Apollo Global’s profits top views on private equity, credit gains

For the period ended September 30, the New York asset manager’s earnings rose to $ 94.6 million, or 50 cents a share, from $ 41 million, or 20 cents a share, a year earlier.

Economic net income, a closely watched measure of performance that includes changes in how the firm marks the value of its portfolio, increased to $ 230.8 million, or 58 cents a share, from $ 104 million, or 26 cents a share, in the year-earlier period. The latest result exceeded the 45-cent average estimate of analysts polled by FactSet.

Rising equity valuations, receptive capital markets and an active deal landscape buoyed the firm and its peers during the period. Apollo’s buyout funds appreciated 2.6%. The firm’s $ 135 billion credit business, its largest by assets, returned 3.5% after fees.

Earlier in the week, Blackstone Group reported its private equity portfolio returned 3% during the quarter while Carlyle Group and KKR saw gains of 3% and 5.8%, respectively.

Apollo, which seeks to buy undervalued or distressed companies, has outspent its peers in US buyouts this year, even as valuations have remained frothy in much of the equity market.

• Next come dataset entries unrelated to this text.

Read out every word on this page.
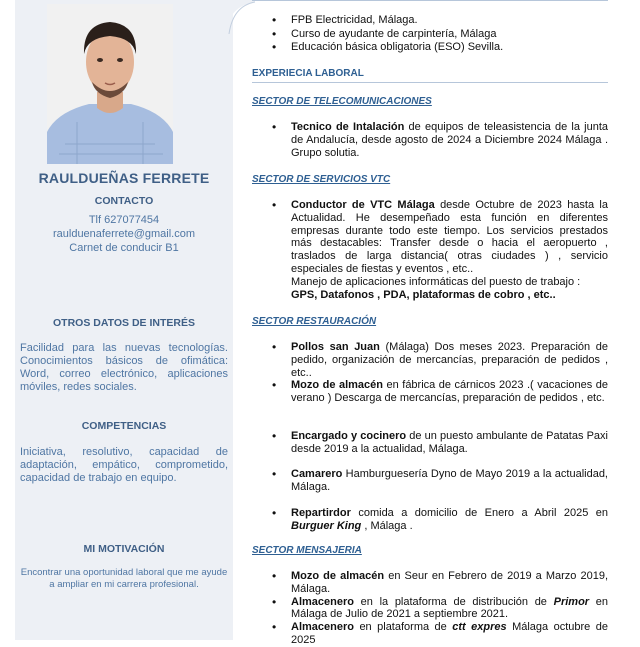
RAULDUEÑAS FERRETE
CONTACTO
Tlf 627077454
raulduenaferrete@gmail.com
Carnet de conducir B1
OTROS DATOS DE INTERÉS
Facilidad para las nuevas tecnologías. Conocimientos básicos de ofimática: Word, correo electrónico, aplicaciones móviles, redes sociales.
COMPETENCIAS
Iniciativa, resolutivo, capacidad de adaptación, empático, comprometido, capacidad de trabajo en equipo.
MI MOTIVACIÓN
Encontrar una oportunidad laboral que me ayude a ampliar en mi carrera profesional.
• FPB Electricidad, Málaga.
• Curso de ayudante de carpintería, Málaga
• Educación básica obligatoria (ESO) Sevilla.
EXPERIECIA LABORAL
SECTOR DE TELECOMUNICACIONES
• Tecnico de Intalación de equipos de teleasistencia de la junta de Andalucía, desde agosto de 2024 a Diciembre 2024 Málaga . Grupo solutia.
SECTOR DE SERVICIOS VTC
• Conductor de VTC Málaga desde Octubre de 2023 hasta la Actualidad. He desempeñado esta función en diferentes empresas durante todo este tiempo. Los servicios prestados más destacables: Transfer desde o hacia el aeropuerto , traslados de larga distancia( otras ciudades ) , servicio especiales de fiestas y eventos , etc..
Manejo de aplicaciones informáticas del puesto de trabajo :
GPS, Datafonos , PDA, plataformas de cobro , etc..
SECTOR RESTAURACIÓN
• Pollos san Juan (Málaga) Dos meses 2023. Preparación de pedido, organización de mercancías, preparación de pedidos , etc..
• Mozo de almacén en fábrica de cárnicos 2023 .( vacaciones de verano ) Descarga de mercancías, preparación de pedidos , etc.
• Encargado y cocinero de un puesto ambulante de Patatas Paxi desde 2019 a la actualidad, Málaga.
• Camarero Hamburguesería Dyno de Mayo 2019 a la actualidad, Málaga.
• Repartirdor comida a domicilio de Enero a Abril 2025 en Burguer King , Málaga .
SECTOR MENSAJERIA
• Mozo de almacén en Seur en Febrero de 2019 a Marzo 2019, Málaga.
• Almacenero en la plataforma de distribución de Primor en Málaga de Julio de 2021 a septiembre 2021.
• Almacenero en plataforma de ctt expres Málaga octubre de 2025
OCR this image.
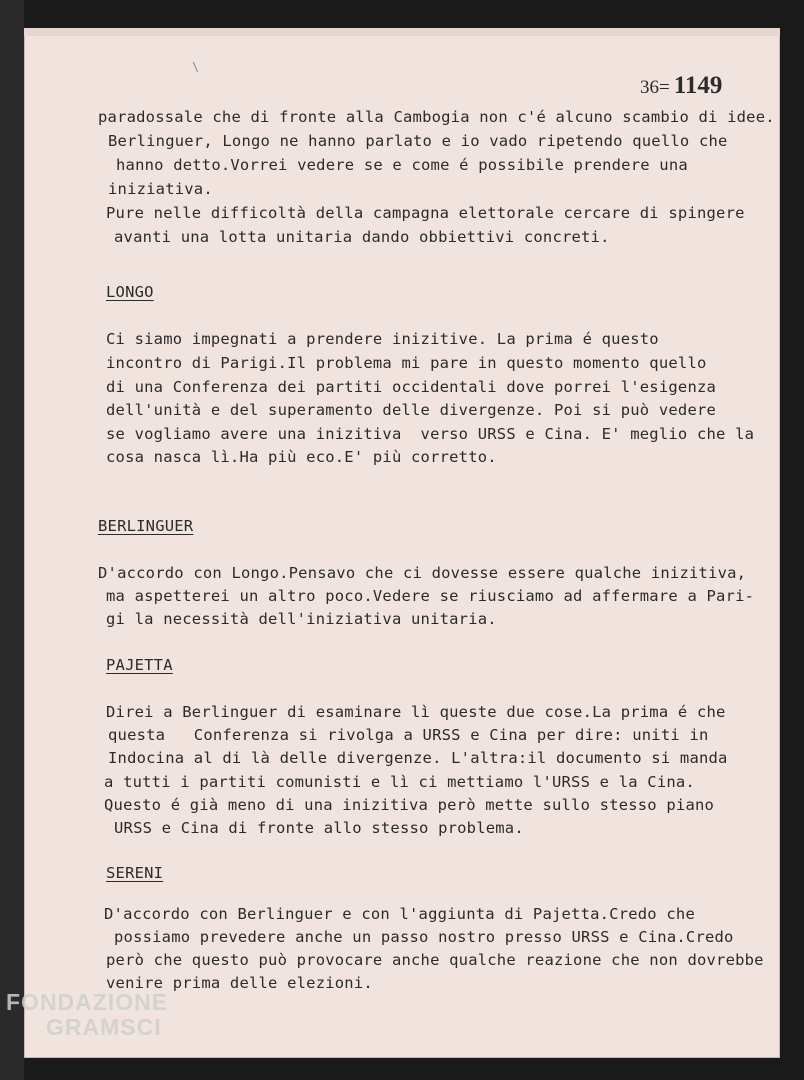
36= 1149
\
paradossale che di fronte alla Cambogia non c'é alcuno scambio di idee.
Berlinguer, Longo ne hanno parlato e io vado ripetendo quello che
hanno detto.Vorrei vedere se e come é possibile prendere una
iniziativa.
Pure nelle difficoltà della campagna elettorale cercare di spingere
avanti una lotta unitaria dando obbiettivi concreti.
LONGO
Ci siamo impegnati a prendere inizitive. La prima é questo
incontro di Parigi.Il problema mi pare in questo momento quello
di una Conferenza dei partiti occidentali dove porrei l'esigenza
dell'unità e del superamento delle divergenze. Poi si può vedere
se vogliamo avere una inizitiva  verso URSS e Cina. E' meglio che la
cosa nasca lì.Ha più eco.E' più corretto.
BERLINGUER
D'accordo con Longo.Pensavo che ci dovesse essere qualche inizitiva,
ma aspetterei un altro poco.Vedere se riusciamo ad affermare a Pari-
gi la necessità dell'iniziativa unitaria.
PAJETTA
Direi a Berlinguer di esaminare lì queste due cose.La prima é che
questa   Conferenza si rivolga a URSS e Cina per dire: uniti in
Indocina al di là delle divergenze. L'altra:il documento si manda
a tutti i partiti comunisti e lì ci mettiamo l'URSS e la Cina.
Questo é già meno di una inizitiva però mette sullo stesso piano
URSS e Cina di fronte allo stesso problema.
SERENI
D'accordo con Berlinguer e con l'aggiunta di Pajetta.Credo che
possiamo prevedere anche un passo nostro presso URSS e Cina.Credo
però che questo può provocare anche qualche reazione che non dovrebbe
venire prima delle elezioni.
FONDAZIONE
GRAMSCI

In the latest quarter, it committed to or spent $ 4.1 billion on private equity deals, buying timeshare company Diamond Resorts International, Redbox and Coinstar kiosk operator Outerwall and a pair of crane companies, AmQuip Crane Rental and Maxim Crane Works, which it plans to combine.

Distributable earnings, the portion of profit available to be paid out to shareholders, grew to $ 148.5 million from $ 142.6 million, but was unchanged on a per-share basis at 36 cents.

Apollo said it would pay a 35-cent dividend for the quarter, also unchanged from a year earlier.

The firm managed $ 188.6 billion in assets as of September 30, up from $ 161.8 billion a year earlier and $ 186.3 billion at the end of the prior quarter.

Apollo’s shares closed at $ 18.25 on October 27, up 20% year-to-date.